• Bisnis

Terkoreksi 77 Poin, IHSG Tergelincir dari Level 8.000

Budi Wiryawan | Rabu, 04/03/2026 09:35 WIB
Terkoreksi 77 Poin, IHSG Tergelincir dari Level 8.000 Ilustrasi IHSG (VOI)

JAKARTA - Pembukaan perdagangan pada Rabu (4/3/2026), Indeks Harga Saham Gabungan (IHSG) bergerak di zona merah.

Awal perdagangan, IHSG dibuka terkoreksi 77,26 poin atau 0,97 persen ke level 7.862.

Pada pembukaan, IHSG sempat berada di level tertinggi 7.897,81 dan terendah 7.858,97.

Sebanyak 318 saham turun, sementara 186 saham menguat dan 454 saham stagnan.

Nilai transaksi tercatat sebesar Rp837,2 miliar dengan volume 1,78 miliar saham dan frekuensi 100,7 ribu kali transaksi.

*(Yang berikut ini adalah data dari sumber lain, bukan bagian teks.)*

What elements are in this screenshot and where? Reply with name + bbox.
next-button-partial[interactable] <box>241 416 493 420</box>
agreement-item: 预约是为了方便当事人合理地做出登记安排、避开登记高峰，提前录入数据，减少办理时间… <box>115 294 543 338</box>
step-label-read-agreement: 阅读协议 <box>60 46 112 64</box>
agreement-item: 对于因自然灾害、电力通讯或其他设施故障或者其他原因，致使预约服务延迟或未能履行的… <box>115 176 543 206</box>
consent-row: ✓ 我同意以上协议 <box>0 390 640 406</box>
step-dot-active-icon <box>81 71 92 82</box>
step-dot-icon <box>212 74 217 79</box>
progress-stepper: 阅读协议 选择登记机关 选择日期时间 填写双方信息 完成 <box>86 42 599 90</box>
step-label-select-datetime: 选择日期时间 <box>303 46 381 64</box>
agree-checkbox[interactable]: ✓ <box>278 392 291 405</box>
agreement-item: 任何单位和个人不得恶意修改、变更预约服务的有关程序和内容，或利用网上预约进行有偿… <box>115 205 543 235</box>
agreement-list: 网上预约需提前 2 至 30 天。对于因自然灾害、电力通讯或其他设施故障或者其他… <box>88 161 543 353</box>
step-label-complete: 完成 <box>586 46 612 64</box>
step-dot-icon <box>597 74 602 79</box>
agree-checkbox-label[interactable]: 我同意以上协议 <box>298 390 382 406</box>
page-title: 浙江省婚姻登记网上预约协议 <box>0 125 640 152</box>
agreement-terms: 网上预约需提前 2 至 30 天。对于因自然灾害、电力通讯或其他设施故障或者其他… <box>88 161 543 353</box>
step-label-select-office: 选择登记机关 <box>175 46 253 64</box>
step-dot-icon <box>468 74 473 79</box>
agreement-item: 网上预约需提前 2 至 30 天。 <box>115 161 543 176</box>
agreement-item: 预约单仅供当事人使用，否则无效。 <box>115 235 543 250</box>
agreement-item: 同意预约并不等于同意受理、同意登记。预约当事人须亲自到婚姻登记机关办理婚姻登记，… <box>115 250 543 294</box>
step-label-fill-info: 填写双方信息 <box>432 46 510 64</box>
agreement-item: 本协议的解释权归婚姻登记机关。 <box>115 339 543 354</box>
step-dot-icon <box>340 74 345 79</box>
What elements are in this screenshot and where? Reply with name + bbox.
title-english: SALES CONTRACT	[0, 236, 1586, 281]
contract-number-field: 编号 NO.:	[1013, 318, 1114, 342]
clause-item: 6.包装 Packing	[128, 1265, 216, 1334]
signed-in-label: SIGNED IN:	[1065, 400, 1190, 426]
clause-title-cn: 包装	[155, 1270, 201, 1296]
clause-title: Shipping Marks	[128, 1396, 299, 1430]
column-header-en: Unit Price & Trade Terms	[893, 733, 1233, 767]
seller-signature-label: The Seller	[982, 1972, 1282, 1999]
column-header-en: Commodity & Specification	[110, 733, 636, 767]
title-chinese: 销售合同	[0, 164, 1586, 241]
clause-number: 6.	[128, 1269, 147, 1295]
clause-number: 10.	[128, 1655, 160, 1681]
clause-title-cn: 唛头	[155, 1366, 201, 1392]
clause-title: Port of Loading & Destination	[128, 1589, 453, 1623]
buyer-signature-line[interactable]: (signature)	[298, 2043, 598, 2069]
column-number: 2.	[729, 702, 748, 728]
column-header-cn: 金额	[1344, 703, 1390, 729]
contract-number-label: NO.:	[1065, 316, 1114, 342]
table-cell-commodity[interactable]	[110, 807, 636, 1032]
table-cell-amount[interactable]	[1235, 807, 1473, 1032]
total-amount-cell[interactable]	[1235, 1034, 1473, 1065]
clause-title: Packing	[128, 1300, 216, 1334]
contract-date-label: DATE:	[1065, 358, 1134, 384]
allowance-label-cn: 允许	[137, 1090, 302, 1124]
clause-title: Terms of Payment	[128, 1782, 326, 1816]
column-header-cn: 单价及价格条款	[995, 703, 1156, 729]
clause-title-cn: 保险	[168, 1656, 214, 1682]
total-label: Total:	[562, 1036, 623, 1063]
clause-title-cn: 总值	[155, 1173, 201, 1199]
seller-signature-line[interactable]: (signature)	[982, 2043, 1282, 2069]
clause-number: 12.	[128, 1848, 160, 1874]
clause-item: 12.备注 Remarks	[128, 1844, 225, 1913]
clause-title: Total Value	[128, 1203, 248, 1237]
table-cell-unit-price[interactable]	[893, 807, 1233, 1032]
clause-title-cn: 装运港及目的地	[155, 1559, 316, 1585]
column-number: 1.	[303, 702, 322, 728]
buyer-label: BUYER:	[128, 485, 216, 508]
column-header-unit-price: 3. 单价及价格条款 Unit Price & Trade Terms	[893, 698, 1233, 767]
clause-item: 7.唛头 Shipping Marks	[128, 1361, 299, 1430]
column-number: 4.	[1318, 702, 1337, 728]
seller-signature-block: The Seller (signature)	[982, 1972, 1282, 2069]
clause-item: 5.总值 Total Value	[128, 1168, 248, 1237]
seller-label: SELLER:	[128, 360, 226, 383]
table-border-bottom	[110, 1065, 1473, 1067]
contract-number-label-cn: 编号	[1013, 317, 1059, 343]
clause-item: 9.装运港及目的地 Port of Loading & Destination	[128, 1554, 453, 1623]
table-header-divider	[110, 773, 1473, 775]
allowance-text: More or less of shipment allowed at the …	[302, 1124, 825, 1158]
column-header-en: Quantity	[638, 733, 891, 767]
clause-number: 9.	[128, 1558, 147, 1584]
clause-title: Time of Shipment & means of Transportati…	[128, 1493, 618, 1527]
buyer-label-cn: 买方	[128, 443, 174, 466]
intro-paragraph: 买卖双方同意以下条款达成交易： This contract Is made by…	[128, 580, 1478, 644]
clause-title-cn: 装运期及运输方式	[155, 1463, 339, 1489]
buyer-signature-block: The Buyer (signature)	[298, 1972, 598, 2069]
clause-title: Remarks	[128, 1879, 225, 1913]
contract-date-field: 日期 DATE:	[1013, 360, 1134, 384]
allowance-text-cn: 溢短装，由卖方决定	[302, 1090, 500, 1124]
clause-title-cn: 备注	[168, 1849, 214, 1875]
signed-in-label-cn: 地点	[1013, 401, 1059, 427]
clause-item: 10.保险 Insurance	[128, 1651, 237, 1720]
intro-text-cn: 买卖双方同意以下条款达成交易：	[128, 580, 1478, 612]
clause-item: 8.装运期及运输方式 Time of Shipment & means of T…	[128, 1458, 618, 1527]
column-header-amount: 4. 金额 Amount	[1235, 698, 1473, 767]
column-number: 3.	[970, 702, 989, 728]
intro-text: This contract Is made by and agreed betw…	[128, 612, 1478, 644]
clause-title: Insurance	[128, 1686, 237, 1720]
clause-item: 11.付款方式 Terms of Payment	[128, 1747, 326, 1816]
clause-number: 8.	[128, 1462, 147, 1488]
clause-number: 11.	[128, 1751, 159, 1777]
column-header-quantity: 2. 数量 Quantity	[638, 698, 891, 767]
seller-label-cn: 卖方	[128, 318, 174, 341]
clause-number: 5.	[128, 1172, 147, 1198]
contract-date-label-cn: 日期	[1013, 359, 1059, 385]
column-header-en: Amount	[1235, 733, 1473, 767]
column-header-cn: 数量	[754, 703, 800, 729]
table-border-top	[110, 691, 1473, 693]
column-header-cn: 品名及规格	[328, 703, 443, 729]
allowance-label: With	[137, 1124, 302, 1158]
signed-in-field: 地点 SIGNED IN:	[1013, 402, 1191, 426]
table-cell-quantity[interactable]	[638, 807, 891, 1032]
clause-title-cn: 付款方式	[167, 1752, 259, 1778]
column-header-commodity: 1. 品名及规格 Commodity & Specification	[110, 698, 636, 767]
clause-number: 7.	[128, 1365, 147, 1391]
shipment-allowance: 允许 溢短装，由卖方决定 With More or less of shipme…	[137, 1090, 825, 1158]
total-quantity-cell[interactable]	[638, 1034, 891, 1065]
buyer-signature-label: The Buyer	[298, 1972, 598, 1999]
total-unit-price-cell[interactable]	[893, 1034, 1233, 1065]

Kapitalisasi pasar BEI berada di posisi Rp14.025 triliun.

Berdasarkan data komposisi investor per 3 Maret 2026, investor domestik mencatatkan aksi jual bersih dengan nilai penjualan Rp21,62 triliun dan pembelian Rp18,17 triliun. Sebaliknya, investor asing membukukan pembelian Rp11,62 triliun dan penjualan Rp8,17 triliun.

Saham milik SOTS (Satria Mega Kencana Tbk), catatkan kenaikan 24,59 persen ke harga 1.140. XIML dan XPSG, dua produk investasi (Exchange Traded Fund/Reksa Dana) dari Indo Premier dan Pinnacle Persada ini mengekor ketat dengan kenaikan masing-masing di level 24,58 persen dan persen 22,35 persen.

Di sisi lain, beberapa saham mengalami tekanan jual yang cukup masif, dipimpin oleh sektor konsumsi dan manufaktur. Seperti, SIPD (Sreeya Sewu Indonesia), menempati posisi puncak losers dengan penurunan tajam 14,98 persen ke harga 965.

INDS (Indospring Tbk), produsen komponen otomotif ini juga merosot 14,68 persen ke level 930. INDO (Royalindo Investa Wijaya Tbk), emiten properti/investasi terkoreksi 12,17 persen di harga 202.